Back in 2008, Illinois enacted what at the time must have seemed like a relatively obscure law to address privacy concerns associated with biometric information – the Biometric Information Privacy Act or “BIPA”. At the time, biometric devices existed, but they weren’t terribly common. Today, many of us carry a sophisticated fingerprint reader or face scanner in our pockets, and many businesses have adopted biometric security for everything from company phones and computers to timekeeping systems to door access. Unfortunately, many of those same businesses had never heard of BIPA. Cue the lawyers.

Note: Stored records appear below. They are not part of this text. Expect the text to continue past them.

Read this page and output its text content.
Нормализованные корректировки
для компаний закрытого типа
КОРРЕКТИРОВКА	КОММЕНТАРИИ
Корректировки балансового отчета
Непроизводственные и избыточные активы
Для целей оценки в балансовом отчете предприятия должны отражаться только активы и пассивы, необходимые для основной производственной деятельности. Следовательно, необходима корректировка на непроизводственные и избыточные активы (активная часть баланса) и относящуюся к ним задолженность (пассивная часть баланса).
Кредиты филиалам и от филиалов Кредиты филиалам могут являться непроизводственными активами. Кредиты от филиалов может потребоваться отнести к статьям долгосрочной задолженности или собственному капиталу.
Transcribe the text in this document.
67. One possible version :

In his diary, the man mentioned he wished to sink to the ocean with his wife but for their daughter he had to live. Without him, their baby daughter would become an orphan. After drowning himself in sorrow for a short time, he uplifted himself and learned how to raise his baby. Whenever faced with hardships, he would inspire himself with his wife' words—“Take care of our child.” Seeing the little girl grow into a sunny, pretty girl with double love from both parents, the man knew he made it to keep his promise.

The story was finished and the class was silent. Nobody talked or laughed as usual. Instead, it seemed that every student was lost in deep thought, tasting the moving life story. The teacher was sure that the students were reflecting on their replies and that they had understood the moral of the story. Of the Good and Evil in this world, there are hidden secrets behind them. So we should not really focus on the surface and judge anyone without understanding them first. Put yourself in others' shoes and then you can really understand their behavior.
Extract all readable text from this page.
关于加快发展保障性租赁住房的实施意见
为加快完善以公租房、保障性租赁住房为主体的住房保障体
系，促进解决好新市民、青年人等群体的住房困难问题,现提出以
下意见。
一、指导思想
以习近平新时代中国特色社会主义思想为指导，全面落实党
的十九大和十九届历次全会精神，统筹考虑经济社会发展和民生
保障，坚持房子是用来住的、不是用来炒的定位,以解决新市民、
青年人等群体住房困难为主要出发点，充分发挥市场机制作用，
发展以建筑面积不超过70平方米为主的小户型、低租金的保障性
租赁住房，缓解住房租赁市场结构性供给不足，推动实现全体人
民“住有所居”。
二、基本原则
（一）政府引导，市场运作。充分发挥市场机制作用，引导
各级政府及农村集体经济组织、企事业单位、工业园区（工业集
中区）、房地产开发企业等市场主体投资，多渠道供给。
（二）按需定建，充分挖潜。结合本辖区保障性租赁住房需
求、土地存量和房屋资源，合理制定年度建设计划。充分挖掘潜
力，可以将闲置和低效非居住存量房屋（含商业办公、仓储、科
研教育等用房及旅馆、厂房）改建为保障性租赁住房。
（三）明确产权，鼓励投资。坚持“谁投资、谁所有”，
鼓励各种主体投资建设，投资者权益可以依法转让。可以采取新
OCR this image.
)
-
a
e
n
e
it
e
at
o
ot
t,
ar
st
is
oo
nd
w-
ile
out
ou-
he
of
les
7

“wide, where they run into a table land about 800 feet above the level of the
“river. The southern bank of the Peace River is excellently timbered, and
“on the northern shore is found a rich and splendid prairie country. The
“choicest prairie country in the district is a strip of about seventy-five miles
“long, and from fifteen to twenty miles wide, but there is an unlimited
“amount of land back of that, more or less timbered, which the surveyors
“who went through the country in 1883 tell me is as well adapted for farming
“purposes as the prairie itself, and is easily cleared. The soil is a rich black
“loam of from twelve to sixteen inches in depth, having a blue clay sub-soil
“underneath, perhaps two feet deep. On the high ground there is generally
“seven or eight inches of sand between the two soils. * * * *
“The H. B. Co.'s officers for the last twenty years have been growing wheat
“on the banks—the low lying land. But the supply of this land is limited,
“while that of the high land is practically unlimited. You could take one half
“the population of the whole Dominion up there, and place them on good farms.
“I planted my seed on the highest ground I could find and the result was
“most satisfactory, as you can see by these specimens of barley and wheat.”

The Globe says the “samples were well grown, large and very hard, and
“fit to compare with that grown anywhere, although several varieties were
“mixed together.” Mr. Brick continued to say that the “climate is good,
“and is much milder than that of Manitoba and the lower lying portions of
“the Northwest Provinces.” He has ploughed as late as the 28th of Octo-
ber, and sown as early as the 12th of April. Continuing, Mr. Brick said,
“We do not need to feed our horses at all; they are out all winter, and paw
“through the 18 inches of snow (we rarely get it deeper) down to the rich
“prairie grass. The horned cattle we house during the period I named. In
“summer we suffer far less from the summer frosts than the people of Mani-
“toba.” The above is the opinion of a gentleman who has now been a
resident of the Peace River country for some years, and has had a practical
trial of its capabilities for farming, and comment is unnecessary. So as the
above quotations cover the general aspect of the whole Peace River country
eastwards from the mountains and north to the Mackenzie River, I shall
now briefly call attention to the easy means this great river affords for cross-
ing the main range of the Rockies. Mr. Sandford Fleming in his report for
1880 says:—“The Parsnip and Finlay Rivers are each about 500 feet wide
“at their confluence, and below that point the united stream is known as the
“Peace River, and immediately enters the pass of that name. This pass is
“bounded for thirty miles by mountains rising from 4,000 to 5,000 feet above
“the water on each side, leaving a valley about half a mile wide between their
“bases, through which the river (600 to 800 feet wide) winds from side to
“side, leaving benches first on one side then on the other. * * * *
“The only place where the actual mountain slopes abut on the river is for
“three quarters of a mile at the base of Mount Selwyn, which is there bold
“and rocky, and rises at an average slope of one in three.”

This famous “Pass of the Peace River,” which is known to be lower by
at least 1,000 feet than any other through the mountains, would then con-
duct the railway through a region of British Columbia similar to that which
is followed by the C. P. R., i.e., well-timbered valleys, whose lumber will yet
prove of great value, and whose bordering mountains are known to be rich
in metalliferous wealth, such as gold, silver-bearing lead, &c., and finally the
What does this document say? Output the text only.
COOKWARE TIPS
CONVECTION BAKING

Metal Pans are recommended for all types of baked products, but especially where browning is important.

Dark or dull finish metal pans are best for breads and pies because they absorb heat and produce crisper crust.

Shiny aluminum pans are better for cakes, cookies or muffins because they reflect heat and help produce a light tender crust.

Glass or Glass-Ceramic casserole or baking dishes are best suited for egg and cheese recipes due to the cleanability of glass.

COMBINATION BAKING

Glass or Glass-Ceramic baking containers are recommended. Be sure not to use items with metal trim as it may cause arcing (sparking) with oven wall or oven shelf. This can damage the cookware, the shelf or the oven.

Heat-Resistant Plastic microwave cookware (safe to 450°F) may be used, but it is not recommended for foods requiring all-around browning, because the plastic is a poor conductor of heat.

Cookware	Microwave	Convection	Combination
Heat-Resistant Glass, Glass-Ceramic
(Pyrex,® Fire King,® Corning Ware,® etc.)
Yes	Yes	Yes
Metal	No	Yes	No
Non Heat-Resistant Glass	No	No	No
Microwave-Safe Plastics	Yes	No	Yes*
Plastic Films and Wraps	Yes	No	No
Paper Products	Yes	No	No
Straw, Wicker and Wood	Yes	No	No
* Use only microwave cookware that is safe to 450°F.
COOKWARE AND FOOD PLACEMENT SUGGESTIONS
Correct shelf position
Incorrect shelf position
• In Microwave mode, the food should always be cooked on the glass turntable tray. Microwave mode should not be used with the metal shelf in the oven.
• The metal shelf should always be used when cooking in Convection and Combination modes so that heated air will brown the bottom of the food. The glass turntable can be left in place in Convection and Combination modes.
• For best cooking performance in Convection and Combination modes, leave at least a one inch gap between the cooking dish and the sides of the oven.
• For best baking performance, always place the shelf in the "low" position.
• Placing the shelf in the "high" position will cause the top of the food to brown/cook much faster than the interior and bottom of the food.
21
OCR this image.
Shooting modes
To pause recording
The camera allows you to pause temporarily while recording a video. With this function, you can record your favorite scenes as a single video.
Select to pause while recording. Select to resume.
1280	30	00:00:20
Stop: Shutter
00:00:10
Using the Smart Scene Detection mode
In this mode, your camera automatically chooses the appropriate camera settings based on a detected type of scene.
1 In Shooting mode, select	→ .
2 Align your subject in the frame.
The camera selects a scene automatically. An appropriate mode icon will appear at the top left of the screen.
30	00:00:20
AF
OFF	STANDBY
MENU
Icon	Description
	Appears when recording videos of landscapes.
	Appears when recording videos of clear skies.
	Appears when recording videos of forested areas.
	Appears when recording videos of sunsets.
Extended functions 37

Back in July 2017, we reported on several class action lawsuits filed against employers who allegedly failed to comply with BIPA. These lawsuits were potentially a big deal for organizations of any size, because BIPA provides for liquidated damages of $1,000 for each negligent violation, and $5,000 per willful violation, plus attorneys’ fees. In December 2017, the Illinois Appellate Court for the Second District threw potential defendants a break, holding in Rosenbach v. Six Flags Entertainment Corp. that plaintiffs could recover liquidated damages under BIPA only if they could show that they were actually harmed in some way by a violation. Many organizations breathed a sigh of relief after this decision. If the rule had held, it would have greatly diminished the pool of potential plaintiffs who could bring BIPA lawsuits. However, in September 2018, the Appellate Court for the First District reached the opposite conclusion in Sekura v. Krishna Schaumburg Tan, Inc. The Illinois Supreme Court resolved this brief split in authority last week, when it reversed the Second District’s ruling in Rosenbach, allowing Six Flags Great America patrons whose fingerprints were used to verify their identities when reentering the park to pursue claims for liquidated damages under BIPA. (See our write-up on that decision here.)
If you manage payroll for a “private entity” operating in Illinois that uses biometric time clocks to track employee hours, now would be a really good time to make sure that you have BIPA-compliant policies and procedures in place. Ditto if your organization uses biometric technology for anything else – company phones, laptops, door locks, etc.